Hi,
Let's take a look how drunk effect is implemented in The Witcher 3: Wild Hunt.
If you haven't played it yet,
Evening:
Night:
At first we see "double rotating" image, pretty common when you're not sober in real life. The more distant the pixel is from the center of image, the rotation effect is stronger. I posted the second video at night on purpose, because you can clearly see this rotation on stars (do you see 8 separate points?)

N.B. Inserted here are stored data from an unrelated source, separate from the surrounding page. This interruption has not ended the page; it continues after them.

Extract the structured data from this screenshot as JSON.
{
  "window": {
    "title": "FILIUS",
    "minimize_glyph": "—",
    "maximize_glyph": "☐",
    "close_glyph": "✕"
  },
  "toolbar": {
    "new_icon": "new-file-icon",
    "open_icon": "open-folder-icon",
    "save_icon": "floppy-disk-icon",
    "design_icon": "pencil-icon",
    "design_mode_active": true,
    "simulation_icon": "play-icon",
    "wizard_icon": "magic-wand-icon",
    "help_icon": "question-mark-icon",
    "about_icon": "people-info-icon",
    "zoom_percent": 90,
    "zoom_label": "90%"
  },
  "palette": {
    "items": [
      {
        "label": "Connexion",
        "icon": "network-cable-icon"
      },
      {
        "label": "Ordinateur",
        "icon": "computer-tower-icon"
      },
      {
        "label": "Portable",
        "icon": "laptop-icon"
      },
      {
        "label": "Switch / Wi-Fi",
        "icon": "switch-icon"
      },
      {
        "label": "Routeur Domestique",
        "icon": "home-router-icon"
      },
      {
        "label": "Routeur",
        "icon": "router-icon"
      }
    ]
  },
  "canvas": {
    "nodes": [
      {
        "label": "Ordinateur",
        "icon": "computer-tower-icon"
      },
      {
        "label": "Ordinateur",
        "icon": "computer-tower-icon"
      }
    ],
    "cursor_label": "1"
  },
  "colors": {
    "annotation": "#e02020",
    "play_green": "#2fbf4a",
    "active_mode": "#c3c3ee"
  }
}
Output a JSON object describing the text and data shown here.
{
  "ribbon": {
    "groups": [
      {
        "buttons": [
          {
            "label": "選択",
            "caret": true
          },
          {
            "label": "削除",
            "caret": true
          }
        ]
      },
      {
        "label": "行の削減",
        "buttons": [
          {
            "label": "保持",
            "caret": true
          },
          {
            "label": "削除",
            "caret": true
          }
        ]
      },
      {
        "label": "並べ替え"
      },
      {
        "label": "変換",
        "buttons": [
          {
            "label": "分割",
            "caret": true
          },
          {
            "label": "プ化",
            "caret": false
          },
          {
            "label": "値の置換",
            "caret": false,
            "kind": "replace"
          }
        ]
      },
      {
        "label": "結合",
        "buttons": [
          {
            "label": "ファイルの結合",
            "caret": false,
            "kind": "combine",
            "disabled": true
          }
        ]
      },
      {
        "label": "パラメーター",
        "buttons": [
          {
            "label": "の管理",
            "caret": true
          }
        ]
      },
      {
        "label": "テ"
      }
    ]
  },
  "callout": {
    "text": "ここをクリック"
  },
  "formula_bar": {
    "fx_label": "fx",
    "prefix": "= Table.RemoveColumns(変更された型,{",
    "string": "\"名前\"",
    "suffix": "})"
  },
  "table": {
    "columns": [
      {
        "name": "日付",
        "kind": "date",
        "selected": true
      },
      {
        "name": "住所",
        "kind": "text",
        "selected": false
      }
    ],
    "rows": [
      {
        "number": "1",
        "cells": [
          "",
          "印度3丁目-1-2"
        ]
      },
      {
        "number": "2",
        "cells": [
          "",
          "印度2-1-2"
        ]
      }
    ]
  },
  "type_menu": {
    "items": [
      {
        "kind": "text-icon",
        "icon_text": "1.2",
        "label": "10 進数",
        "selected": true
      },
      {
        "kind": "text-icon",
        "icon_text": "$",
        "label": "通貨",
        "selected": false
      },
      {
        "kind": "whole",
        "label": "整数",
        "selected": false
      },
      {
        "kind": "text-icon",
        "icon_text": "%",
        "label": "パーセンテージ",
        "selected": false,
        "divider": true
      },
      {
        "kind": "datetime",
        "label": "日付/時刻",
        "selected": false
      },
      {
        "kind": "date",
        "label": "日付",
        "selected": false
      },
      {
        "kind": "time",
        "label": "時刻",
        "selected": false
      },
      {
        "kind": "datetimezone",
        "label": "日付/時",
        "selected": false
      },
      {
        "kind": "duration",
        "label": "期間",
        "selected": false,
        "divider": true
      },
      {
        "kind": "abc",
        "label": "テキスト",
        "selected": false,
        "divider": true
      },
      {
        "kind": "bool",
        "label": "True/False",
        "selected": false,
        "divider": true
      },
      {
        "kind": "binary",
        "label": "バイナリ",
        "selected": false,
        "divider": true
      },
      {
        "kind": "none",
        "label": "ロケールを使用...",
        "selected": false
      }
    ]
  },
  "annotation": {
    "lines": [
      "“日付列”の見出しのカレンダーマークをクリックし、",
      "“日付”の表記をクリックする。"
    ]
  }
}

The second part of TW3 drunk effect, maybe not so visible at first sight, is slight zooming in and out. It's visible near the center.
It's probably obvious that this effect is typical postprocess (pixel shader). However, the order of it in pipeline may not be so obvious. It turns out that drunk effect is applied just *after* tonemapping and just before motion blur (the drunk image is input for motion blur).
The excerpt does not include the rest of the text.